La irrupción en el Capitolio en Washington por parte de la turba fanática, enardecida momentos antes por un presidente indigno, y alimentada en el odio y la confusión durante meses por sus mentiras, muestra claramente cuán peligroso es dejar pasar como simples “dificultades con las formas”, claros signos de irrespeto de los principios que son ejes del sistema democrático y del Estado de Derecho; así como cuán arriesgado es encargar de los asuntos públicos a personas a quienes no cabe en su mente la noción de bien común. Pero ante todo, es un recordatorio punzante de que la democracia es frágil en cualquier parte del mundo y que ésta debe cuidarse cada día, sin las dudas y sin las demoras que sólo sirven a sus enemigos.
Desde la primera infracción de las reglas y el anuncio de veleidades populistas, las alarmas y los mecanismos de protección del sistema comenzaron a activarse, pero para muchos por ingenuidad o por conveniencia, bastó con las frases “no se atrevería”, “las instituciones lo frenarán”, “es un defensor de la ley y el orden”. Cínico defensor, por supuesto, como todos los autócratas que sólo defienden la ley que les sirve y el orden en tanto les conviene.
La saga de Trump ha dejado envalentonados a sectores supremacistas y a una serie de grupos fanáticos y de sectas antidemocráticas dentro y fuera de Estados Unidos. Grupos a los que ha dado cobertura y a los que ha defendido a nombre de la libertad de expresión. Sobre ello no hay que olvidar la famosa paradoja que obliga a ser intolerante con la intolerancia. La democracia debe ser defendida y no cabe caer en el juego de quienes quieren destruirla sirviéndose de sus principios y libertades para, en su nombre, anularlos.

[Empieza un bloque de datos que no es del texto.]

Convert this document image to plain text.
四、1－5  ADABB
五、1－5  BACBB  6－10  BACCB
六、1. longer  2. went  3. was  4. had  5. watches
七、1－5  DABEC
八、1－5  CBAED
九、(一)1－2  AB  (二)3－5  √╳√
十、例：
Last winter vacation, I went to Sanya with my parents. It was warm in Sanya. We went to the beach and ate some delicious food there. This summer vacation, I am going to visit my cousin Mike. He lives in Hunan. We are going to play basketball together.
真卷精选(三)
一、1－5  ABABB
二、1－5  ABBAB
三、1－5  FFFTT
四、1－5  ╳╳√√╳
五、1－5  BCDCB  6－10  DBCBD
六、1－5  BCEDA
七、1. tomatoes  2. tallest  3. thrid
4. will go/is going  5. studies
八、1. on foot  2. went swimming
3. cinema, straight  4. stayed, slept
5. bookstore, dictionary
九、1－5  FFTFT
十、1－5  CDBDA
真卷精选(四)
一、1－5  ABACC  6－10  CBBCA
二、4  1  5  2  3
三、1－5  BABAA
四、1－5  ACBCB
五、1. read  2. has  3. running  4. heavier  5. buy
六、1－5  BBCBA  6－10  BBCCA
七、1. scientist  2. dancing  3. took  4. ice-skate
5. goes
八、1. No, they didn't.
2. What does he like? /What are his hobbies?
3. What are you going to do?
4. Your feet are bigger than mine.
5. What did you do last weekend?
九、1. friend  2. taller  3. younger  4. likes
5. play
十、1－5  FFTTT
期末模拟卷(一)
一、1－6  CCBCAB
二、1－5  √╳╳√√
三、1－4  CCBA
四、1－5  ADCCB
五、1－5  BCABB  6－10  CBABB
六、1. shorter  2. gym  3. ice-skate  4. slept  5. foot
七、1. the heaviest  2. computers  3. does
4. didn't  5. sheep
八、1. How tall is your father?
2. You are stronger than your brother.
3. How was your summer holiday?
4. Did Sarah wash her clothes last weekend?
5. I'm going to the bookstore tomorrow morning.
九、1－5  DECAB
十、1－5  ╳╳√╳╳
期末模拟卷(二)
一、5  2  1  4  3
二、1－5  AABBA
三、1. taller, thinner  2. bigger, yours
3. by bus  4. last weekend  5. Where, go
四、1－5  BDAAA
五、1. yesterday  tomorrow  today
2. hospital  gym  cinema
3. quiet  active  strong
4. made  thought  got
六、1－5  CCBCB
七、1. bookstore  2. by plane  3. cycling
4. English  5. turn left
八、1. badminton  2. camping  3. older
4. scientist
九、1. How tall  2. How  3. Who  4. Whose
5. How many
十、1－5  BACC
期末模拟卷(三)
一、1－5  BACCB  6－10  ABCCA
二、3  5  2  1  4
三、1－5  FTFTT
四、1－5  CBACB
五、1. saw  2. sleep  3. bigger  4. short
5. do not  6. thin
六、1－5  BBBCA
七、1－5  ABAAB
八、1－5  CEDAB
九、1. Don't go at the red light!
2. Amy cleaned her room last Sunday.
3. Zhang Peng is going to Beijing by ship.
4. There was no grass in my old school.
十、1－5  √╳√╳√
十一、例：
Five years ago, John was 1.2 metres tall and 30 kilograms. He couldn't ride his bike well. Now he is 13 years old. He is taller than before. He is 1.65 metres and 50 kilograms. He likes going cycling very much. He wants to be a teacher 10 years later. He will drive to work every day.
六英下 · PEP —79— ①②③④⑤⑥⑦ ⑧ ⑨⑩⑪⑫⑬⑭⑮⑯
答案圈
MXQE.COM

Tampoco es posible ceder al espiral absurdo de justificación de la violación de las reglas por la existencia de la contraparte extremista que las incumple, ni cohonestar con la estrategia del miedo y la violencia, pues hay que condenar a sus promotores cualquiera que sea su procedencia.
Por supuesto es un deber preguntarse cómo es posible que a pesar de tan evidentes falencias en el cumplimiento de sus funciones, de los escandalosos conflictos de interés que marcaron su ejercicio, y sobre todo de la irresponsable, soberbia e inhumana gestión de la mayor crisis de salud de los últimos tiempos, más de setenta y cuatro millones de personas le hayan dado su voto y muchas sigan convencidas de sus mentiras y obnubiladas con su discurso. En este sentido será también necesaria tarea del presidente Biden, en cumplimiento de su programa, intentar dar respuesta a las insatisfacciones y angustias que han permitido a tantos caer en ese mundo paralelo, así como buscar sanar las heridas y las fracturas que siguen marcando la sociedad. Por ello en el discurso de posesión el llamado a la unidad será protagonista.
Pero antes será necesario dejar en claro que atentar contra los principios democráticos no puede quedar sin consecuencias, que la mentira como método de gobierno no es defendible, que los jueces y todos los demás servidores públicos se deben a la Constitución y no a los intereses del elegido de turno, que la ley no es maleable según su conveniencia, que el Estado de Derecho, en fin, se ha mantenido incólume a pesar de esta embestida.
Ojalá el mensaje, y el eco que él tenga, sea suficientemente claro y contundente para que no queden dudas, ni les surjan ideas a los aprendices de autócratas que pululan por el mundo.